Proclaim and repeat the vision of America — what makes it great, what there is to be proud of, how to make it a shining city on a hill. Restore the base of faith and religious culture that has undergirded American democracy from its inception.
Call on the civic society — the extraordinary grassroots network of American goodness — to increase its help to the needy, to feed the hungry, comfort the afflicted, welcome the strangers. Let all three sectors form a coalition of the caring to restore wholeness, solidarity, and purpose throughout America.
2. Follow the policy advice of Hillel: If I am not for myself, who will be for me?

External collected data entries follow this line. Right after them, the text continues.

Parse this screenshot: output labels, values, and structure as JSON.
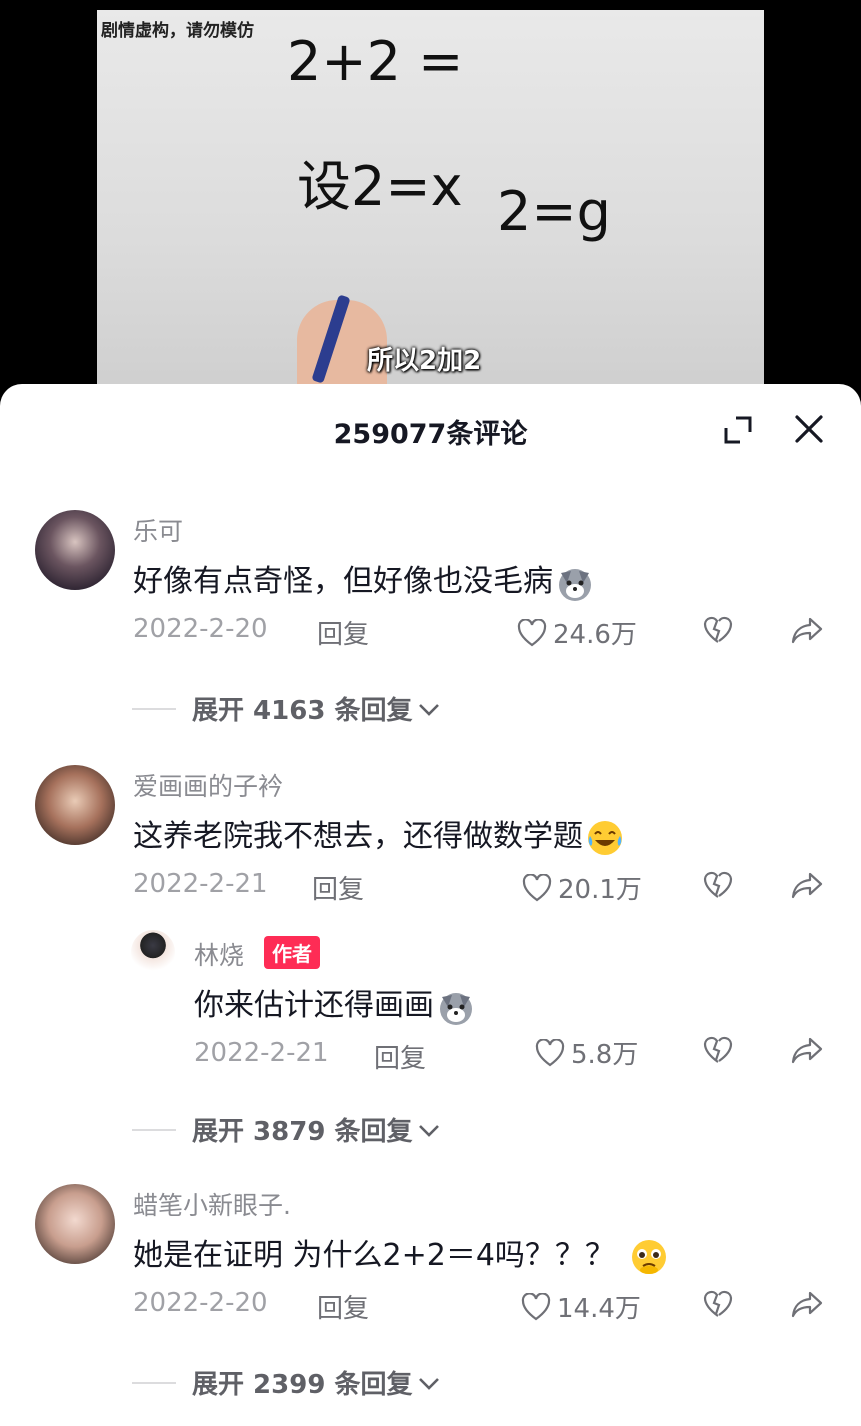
{
  "video": {
    "watermark": "剧情虚构，请勿模仿",
    "subtitle": "所以2加2",
    "board_line1": "2+2 =",
    "board_line2a": "设2=x",
    "board_line2b": "2=g"
  },
  "panel": {
    "comment_count": "259077条评论"
  },
  "comments": [
    {
      "username": "乐可",
      "text": "好像有点奇怪，但好像也没毛病",
      "emoji": "wolf-emoji",
      "date": "2022-2-20",
      "reply_label": "回复",
      "likes": "24.6万",
      "expand": "展开 4163 条回复"
    },
    {
      "username": "爱画画的子衿",
      "text": "这养老院我不想去，还得做数学题",
      "emoji": "laugh-cry-emoji",
      "date": "2022-2-21",
      "reply_label": "回复",
      "likes": "20.1万",
      "reply": {
        "username": "林烧",
        "badge": "作者",
        "text": "你来估计还得画画",
        "emoji": "wolf-emoji",
        "date": "2022-2-21",
        "reply_label": "回复",
        "likes": "5.8万"
      },
      "expand": "展开 3879 条回复"
    },
    {
      "username": "蜡笔小新眼子.",
      "text": "她是在证明 为什么2+2＝4吗？？？",
      "emoji": "pleading-emoji",
      "date": "2022-2-20",
      "reply_label": "回复",
      "likes": "14.4万",
      "expand": "展开 2399 条回复"
    }
  ],
  "colors": {
    "accent": "#fe2c55",
    "text_primary": "#161823",
    "text_secondary": "#8a8b91"
  }
}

Repair of the whole world starts with my country, my city, my neighborhood first. This is one of Judaism’s greatest teachings, but one of its least understood. Self-interest is legitimate. People work harder and produce more in an economy built on private property. Loved ones or family first is the natural, more human way to operate. Idealism to equalize society — or love of humanity — should never be used to legitimize overriding family or ignoring those to whom I am close.
Jared Kushner, an observant, visible Jew, was welcomed into the Trump family. His observance was honored and accommodated. The lesson for society is clear: Idealism and redeeming the world should never demand that the individual betray a heritage.
But if I am for myself only, what am I?
It is legitimate — even important — to put America first. But this concern should grow and extend to the rest of the world. If policy concern stops right at the border, then it becomes the isolationist, regressive “America First” of Charles Lindbergh — a political grouping that turned a blind eye to tyranny and refused to hear the cry of the downtrodden.
And if not now, when?
The time to start repairing the world is now. The beginning of a new administration is an opportunity to think fresh, try harder, and surprise friend and foe alike by embracing the best possibilities.
3. Ben Zoma says: Who is wise? One who learns from everyone. Who is truly strong? One who controls his impulses.
In exercising power, one can do tremendous good. If the power is misused, one can do tremendous damage. Think first. Review all possible options. It is important to cast the net of consultation widely. Do not give over policy formation to a narrow circle of insiders. Learn from opponents. Enlist the best and the brightest from every field.
The first step to exercise power humanely is to be humbled by the challenge. This includes controlling the impulse to come down hard on opponents.
4. Rabbi Akiva says: Every human being is beloved — for every human was created in the image of God.
According to the Talmud, this means that out of God’s love, every human being is endowed with three inalienable dignities: infinite value, equality, uniqueness. This means that humans are the most precious beings in the world.
The president should repeatedly speak out that his administration is guided by the commitment to honor the dignities of every person. Because the president-elect has spoken out in ways that impugned whole groups of people (or, at least, were heard that way), it is all the more important that he speak out as president, regularly affirming this principle. This will bring more people to feel that he seeks to be the president of all. This will rebuke the extremists who have abused the rejection of political correctness into legitimizing racism and anti-Semitism.
Let me end this reflection with the words of guidance from Rabbi Hanina in Pirkei Avot. We should all pray — and work — and compromise — and come together — for the sake of the well-being of the government. This includes assuring its acceptance and legitimacy even in the eyes of those who are not exercising power. Without the government, Hanina says, we would be living in a jungle.